In 1936, thanks to Kris, Gombrich obtained a post at the Warburg Institute in London, which was to become the center of his activity and of which he was later director. But his career was soon interrupted by the war, during which he monitored and translated German broadcasts, a task which gave him the opportunity of perfecting his English.
His most widely read book, The Story of Art, appeared in 1950 and has subsequently gone through sixteen editions and been translated into twenty-nine languages. It is work of deceptive simplicity, discussing artistic change in terms not of style but of the practical problems that artists faced and of the means that they adopted to solve them, and it is written with extreme clarity. Gombrich then explored the issues of representation from a different perspective in Art and Illusion (1960), in which he examined how art relates to the psychology of visual perception, and in particular how artists learned to depict the visible world by a process of trial and error. This was by far the most sophisticated and original attempt to apply scientific ideas to the study of the visual arts that had appeared up to that time and it remains the basis of all later discussions of the subject.
Gombrich himself continued to explore the relationship of psychology and art in his later work, notably in his study of ornament, The Sense of Order (1979), but he also published extensively on the history of Renaissance art, on questions of meaning in paintings, and on the mechanism and interpretation of stylistic change. Much of his work was first disseminated in lectures, which he delivered with outstanding skill, or in book reviews, some twenty-seven of which appeared in these pages. Gombrich was not much interested in making historical discoveries. Instead he ranged with equal authority over the entire history of Western art, seeking patterns and asking questions. Deeply influenced by his friend Karl Popper, he saw art history as posing problems that could be analyzed, tested, and solved by the application of knowledge and common sense. His great skill lay in defining these problems in ways that seemed amenable to solution. This was partly because of the power of his intellect but also because of his sensitivity to rhetoric, the art of persuasion.
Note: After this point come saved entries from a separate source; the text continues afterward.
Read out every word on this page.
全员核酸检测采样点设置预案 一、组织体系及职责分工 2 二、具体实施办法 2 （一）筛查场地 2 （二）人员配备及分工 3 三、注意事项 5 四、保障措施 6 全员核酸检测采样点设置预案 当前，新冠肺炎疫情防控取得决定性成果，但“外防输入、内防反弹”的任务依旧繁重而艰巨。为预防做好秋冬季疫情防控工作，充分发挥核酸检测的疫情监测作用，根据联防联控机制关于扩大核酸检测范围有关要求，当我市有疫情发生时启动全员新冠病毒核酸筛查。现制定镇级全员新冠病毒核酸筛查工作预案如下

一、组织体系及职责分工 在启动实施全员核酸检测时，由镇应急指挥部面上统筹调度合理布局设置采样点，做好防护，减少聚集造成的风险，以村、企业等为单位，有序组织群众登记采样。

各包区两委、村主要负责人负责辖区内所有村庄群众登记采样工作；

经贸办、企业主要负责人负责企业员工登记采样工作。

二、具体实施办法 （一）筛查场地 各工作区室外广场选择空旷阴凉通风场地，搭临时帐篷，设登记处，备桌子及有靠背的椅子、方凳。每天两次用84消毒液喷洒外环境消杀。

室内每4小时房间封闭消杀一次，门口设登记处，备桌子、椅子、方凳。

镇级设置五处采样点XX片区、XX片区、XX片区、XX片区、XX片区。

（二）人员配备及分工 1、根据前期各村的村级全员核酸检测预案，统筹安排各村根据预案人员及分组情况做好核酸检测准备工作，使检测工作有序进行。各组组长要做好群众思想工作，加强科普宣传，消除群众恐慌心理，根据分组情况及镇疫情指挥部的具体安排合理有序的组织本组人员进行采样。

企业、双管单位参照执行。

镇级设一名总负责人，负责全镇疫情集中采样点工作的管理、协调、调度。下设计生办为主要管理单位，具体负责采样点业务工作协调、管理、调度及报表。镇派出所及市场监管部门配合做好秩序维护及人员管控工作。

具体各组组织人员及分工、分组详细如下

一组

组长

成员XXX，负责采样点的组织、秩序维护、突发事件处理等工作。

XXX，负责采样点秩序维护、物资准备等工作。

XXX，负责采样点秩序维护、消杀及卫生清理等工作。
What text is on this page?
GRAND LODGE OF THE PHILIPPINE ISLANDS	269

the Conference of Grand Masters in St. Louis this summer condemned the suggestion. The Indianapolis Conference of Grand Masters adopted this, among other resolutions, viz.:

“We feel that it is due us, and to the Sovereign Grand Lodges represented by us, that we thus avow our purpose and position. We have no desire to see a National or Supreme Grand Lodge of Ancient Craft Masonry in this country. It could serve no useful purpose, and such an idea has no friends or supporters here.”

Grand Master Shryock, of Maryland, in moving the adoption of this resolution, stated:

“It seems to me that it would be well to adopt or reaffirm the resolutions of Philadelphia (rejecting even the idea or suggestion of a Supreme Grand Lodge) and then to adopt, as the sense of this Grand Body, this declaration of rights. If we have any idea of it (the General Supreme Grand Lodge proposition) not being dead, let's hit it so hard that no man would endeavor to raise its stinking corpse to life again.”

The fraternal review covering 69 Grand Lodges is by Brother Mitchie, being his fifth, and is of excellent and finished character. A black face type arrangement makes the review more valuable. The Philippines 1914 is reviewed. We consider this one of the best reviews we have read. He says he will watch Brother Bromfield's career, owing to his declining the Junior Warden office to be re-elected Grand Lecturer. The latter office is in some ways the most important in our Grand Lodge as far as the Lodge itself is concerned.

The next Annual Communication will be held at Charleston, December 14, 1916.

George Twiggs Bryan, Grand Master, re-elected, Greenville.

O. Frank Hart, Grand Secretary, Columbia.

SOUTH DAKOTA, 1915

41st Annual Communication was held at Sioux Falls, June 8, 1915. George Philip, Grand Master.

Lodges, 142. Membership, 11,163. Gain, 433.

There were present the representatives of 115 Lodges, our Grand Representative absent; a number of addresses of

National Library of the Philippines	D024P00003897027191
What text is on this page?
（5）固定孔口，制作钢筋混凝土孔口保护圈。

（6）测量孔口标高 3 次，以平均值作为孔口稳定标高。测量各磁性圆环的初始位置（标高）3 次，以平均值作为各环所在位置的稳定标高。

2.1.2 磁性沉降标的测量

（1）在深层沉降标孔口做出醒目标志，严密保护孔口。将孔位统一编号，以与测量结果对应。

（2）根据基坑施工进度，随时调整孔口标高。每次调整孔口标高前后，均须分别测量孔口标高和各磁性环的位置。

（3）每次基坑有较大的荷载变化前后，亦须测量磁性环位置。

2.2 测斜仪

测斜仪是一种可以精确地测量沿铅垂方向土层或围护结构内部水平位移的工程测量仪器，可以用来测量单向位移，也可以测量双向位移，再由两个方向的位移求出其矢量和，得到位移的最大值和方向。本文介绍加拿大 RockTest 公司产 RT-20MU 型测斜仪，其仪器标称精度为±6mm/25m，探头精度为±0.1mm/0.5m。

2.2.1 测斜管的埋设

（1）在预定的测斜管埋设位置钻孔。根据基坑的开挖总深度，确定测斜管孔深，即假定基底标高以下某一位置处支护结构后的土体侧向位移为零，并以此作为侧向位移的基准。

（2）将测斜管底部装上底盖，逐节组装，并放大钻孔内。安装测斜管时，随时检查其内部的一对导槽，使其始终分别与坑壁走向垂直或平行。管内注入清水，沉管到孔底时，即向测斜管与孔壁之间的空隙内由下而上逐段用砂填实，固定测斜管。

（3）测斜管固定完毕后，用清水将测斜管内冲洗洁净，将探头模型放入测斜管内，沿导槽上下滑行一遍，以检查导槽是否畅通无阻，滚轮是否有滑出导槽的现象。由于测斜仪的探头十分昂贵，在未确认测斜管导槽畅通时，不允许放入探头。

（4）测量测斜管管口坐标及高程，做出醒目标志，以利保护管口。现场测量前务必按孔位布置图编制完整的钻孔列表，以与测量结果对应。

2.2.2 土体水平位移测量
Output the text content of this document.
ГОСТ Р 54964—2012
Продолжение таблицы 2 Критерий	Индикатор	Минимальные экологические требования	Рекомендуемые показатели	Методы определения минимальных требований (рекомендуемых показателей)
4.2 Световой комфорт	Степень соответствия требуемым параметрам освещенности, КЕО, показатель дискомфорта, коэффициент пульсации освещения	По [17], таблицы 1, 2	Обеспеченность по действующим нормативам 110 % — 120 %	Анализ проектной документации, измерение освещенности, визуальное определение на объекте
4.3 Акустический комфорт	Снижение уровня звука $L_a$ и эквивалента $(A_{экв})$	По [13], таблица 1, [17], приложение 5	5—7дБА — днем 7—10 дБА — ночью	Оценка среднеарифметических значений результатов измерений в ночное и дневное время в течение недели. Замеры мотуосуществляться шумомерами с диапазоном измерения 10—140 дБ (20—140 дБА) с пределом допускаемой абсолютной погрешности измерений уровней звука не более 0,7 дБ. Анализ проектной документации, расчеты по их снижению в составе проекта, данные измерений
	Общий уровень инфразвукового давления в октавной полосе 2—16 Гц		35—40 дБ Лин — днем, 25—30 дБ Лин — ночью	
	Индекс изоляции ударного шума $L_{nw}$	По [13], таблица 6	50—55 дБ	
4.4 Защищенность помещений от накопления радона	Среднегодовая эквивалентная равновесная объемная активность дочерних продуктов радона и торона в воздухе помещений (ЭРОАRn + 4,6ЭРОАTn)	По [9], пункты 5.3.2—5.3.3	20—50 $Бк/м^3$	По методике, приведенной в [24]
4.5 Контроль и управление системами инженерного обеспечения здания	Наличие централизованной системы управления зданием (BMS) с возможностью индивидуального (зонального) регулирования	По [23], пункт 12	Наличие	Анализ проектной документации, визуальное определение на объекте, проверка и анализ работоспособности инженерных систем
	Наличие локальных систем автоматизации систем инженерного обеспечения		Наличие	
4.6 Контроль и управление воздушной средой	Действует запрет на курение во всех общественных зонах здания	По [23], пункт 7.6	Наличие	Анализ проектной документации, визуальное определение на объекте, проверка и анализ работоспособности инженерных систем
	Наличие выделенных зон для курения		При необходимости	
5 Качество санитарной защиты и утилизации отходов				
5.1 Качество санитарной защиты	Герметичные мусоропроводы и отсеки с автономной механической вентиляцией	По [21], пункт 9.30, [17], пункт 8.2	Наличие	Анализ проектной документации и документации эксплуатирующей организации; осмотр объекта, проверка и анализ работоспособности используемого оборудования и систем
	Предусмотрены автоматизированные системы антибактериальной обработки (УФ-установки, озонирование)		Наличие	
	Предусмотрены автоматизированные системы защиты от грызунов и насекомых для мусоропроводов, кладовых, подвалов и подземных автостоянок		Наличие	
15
Gombrich was unpretentious in his manner but uncompromising in argument and at times even severe in his judgments, however courteously these might be expressed. For him, clarity of thought and expression was almost a moral duty; in art as well as in life he was attracted by the idea that a plain style carried intrinsic value. This partly explains his dislike of jargon and academic theorizing, although his suspicion of overtly ideological approaches to art history had deeper roots. He would wish to be remembered not just as an innovator in his chosen subject, but as a defender of disinterested intellectual inquiry.